The chain can be a little pricey. The first was from Ace Hardware and was .99 a '. Then we found some similar at Home Depot for .49 a '. Then I found a box of 20' of a little larger chain for $5.69. It worked just as well on the last set we did. I used just about 6' per set. (3 6" lengths on the top of the wood plate, 5 6" to hang tubes from the bottom of the plate, and 2 12" lengths to suspend the clapper and wind catcher) But it depends on the length of the tubes too. Our tubes were 12", 13", 14", 15", & 16". Some of the sets had the holes to string them from drilled way down, maybe 2-3" but the last two sets we did the holes close to the end. I don't know why we did the first ones so far down. Probably because directions we found online said to. I suspect that the reason the commercially produced sets use fishline or nylon cord is that it is so much cheaper to use. BUTTTTTT it is a real pain to string. The chain was so simple. The hardest part was determining the position of 5 tubes. Once we figured it, we put it on a paper template and just did the predrilling through the paper on the wood for the eye hooks. You'll need 12 eye screws and a key chain ring or S hook at the very top to hang it from.

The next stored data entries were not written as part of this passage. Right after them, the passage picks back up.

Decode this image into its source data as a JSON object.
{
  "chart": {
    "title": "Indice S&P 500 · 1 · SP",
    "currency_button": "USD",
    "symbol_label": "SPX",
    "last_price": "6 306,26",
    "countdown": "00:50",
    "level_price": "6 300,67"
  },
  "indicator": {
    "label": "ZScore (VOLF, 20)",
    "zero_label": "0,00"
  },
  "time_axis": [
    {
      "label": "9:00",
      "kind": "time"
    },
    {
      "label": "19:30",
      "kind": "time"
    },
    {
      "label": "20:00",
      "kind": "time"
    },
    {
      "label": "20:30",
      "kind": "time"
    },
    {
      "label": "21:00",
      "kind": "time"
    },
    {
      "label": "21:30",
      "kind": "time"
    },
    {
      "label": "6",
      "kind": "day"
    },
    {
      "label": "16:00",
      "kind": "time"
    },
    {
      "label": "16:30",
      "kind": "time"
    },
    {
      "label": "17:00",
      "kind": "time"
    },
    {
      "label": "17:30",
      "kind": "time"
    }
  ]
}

So 3 6" lengths of chain attached together to the ring on one end and to 3 eye screws that are screwed into the 7" top plate. On the bottom of the plate you'll need 5 eye screws evenly placed around the outside about 1/2" in from the edge for the tubes and one in the very center to suspend the clapper. The clapper was about 2 1/2" across with two smaller eye screws in both sides of center. I say smaller because the longer ones wouldn't screw all the way in the 1 X without touching. The wind catcher was made out of some 1/4" oak that I had. But anything would work to catch the wind. I put a couple of coats of poly on the wood.
Any of these measurements could be adjusted depending on the size set you want. The conduit was $4.69 for a 10' length. We used 3/4". So if you wanted to get 2 sets from the 10' length, you'd have to make the tubes shorter, like maybe 9 7/8, 10 7/8, 11 7/8, 12 7/8, & 13 7/8. We cut the conduit with a hand pipe cutter made to cut steel pipe. It could be cut with a hack saw but will leave some sharp little burrs that have to be reamed out. We used a round file to smooth the cut edges so they wouldn't be so sharp.
There is a way to determine certain tones but I didn't care much. It sounded too complicated for me. If you are interested, just Google "make wind chimes" and you'll run across several sets of instructions.